Chuvas enchem mais de 40 barragens do Estado

Chuvas enchem mais de 40 barragens do Estado

As chuvas ocorridas em Pernambuco já representaram impacto significativo na acumulação de água em boa parte das barragens. Entre os maiores reservatórios, 46 já estão vertendo (sangrando). Destes, a maioria – 23 – está localizada no sertão do estado. No Agreste, são 14 reservatórios vertendo. Entre as barragens utilizadas para contenção de cheias na Bacia do Capibaribe, apenas a de Jucazinho, localizada em Surubim, já atingiu sua capacidade máxima e está vertendo desde o último sábado (30.05). Outros 20 reservatórios já atingiram mais de 80% de sua capacidade de acumulação.

barragem

Para diminuir os riscos de enchentes durante o período das chuvas, a Secretaria de Recursos Hídricos de Pernambuco (SRH/PE) coordena o monitoramento diário de cerca de 90 reservatórios – todos com capacidade de acumulação de mais de 1 milhão de metros cúbicos. O monitoramento é feito continuamente e intensificado durante o período chuvoso, com atenção especial à Bacia do Capibaribe, onde enchentes ocorridas no passado afetaram parte da população. Até aqui, a acumulação dos reservatórios é considerada satisfatória, principalmente no sertão.
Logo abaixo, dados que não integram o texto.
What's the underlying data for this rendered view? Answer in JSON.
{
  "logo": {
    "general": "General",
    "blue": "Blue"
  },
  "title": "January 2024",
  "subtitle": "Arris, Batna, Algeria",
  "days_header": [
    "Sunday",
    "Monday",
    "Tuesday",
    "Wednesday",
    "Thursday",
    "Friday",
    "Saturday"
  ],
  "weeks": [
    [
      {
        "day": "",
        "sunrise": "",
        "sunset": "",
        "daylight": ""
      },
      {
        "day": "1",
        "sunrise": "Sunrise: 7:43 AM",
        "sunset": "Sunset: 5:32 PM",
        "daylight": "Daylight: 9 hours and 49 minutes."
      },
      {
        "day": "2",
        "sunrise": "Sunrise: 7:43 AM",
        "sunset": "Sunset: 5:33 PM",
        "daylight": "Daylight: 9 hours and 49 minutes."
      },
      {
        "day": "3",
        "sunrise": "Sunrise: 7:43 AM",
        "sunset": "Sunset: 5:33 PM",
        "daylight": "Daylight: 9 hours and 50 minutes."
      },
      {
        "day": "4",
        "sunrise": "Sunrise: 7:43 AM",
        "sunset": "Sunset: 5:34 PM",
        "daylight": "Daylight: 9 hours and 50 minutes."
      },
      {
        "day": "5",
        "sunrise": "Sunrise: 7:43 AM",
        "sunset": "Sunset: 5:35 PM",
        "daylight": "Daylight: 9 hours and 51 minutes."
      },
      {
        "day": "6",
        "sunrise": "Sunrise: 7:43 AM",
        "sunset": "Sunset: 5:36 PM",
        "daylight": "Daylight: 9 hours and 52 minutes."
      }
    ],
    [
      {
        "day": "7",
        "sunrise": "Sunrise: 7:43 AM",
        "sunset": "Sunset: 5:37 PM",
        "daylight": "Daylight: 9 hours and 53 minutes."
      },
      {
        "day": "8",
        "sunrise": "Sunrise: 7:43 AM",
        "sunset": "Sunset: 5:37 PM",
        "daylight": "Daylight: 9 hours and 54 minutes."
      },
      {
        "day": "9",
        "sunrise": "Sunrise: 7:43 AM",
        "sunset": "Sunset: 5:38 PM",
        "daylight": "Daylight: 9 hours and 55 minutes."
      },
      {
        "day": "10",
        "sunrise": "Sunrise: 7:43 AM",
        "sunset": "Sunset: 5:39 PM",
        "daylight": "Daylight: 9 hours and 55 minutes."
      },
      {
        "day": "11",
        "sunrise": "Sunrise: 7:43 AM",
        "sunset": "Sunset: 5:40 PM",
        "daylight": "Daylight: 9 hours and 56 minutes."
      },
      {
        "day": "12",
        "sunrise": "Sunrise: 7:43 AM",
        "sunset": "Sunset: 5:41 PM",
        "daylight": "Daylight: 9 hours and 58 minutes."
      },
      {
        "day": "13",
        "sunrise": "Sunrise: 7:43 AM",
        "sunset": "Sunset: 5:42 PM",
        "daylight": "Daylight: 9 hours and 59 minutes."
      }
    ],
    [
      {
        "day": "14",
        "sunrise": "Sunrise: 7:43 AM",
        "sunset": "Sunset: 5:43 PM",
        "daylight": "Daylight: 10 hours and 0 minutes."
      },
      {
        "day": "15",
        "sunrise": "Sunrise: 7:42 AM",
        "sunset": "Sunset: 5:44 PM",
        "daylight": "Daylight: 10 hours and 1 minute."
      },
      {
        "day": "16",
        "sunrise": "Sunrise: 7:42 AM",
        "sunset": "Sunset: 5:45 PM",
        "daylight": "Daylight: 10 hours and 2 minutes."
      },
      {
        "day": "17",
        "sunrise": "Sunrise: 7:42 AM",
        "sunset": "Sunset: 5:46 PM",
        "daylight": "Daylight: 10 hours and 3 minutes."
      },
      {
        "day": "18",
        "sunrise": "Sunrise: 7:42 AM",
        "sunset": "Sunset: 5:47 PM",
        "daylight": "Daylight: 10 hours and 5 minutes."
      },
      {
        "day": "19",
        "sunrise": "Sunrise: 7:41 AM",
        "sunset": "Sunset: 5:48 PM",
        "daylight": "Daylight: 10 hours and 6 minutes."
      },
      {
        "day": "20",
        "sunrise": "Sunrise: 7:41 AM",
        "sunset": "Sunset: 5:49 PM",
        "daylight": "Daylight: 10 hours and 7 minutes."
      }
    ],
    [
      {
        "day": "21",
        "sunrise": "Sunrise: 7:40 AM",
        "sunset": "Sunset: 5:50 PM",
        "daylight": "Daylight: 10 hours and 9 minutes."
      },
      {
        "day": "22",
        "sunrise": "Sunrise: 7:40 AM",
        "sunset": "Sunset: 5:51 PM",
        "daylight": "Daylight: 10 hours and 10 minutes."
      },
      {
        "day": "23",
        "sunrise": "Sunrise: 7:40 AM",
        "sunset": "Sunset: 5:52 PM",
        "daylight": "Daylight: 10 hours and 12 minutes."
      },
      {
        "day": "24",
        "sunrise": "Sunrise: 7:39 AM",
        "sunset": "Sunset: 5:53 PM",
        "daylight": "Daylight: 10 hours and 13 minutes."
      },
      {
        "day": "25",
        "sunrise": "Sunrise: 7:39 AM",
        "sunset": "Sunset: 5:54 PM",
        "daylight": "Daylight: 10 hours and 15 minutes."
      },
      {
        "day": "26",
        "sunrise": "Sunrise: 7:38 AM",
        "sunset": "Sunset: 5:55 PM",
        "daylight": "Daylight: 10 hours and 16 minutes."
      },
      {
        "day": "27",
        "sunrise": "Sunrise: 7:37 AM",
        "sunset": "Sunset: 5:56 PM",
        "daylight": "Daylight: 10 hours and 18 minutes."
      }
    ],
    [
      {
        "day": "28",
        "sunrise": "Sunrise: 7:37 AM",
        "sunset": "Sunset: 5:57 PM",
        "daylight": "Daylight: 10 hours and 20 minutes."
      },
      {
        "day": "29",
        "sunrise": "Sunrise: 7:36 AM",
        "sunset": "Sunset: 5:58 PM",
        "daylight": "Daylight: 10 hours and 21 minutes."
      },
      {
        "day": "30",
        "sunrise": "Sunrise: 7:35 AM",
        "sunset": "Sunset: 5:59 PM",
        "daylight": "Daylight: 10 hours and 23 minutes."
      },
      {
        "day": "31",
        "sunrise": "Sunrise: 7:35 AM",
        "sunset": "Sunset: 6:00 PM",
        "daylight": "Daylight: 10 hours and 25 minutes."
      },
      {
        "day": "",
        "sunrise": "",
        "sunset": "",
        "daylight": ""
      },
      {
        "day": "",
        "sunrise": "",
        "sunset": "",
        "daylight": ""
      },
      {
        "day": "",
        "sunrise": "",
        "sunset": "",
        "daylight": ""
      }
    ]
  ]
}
Em relação a enchentes, não existe até um momento nenhum reservatório que indique perigo iminente para a população. O gerente geral de planejamento da SRH/PE, Marcelo Asfora, explica que na maioria das vezes os problemas de enchentes não são decorrentes de problemas estruturais nos reservatórios. “Uma barragem verter é normal, não significa problemas na estrutura, mas, às vezes, esse vertimento gera problemas porque as pessoas ocuparam a calha do rio quando ele estava seco e quando vem a chuva, ele enche e inunda algumas áreas”, esclareceu.

De qualquer forma, o governo do estado mantém o trabalho constante numa ação que visa prevenir e minimizar impactos devido a ocorrência de eventos críticos, como as cheias. “É importante ficar atento às recomendações da Defesa Civil, no caso de ser necessário desocupar alguma área, por precaução, para evitar maiores prejuízos”, acrescentou Asfora.

O trabalho de monitoramento das barragens dá atenção especial para as barragens de Tapacurá (São Lourenço da Mata), Jucazinho (Surubim/Cumaru), Carpina (Carpina) e Goitá (Glória do Goitá), que são utilizadas tanto para o abastecimento, quanto para a contenção de cheias na RMR.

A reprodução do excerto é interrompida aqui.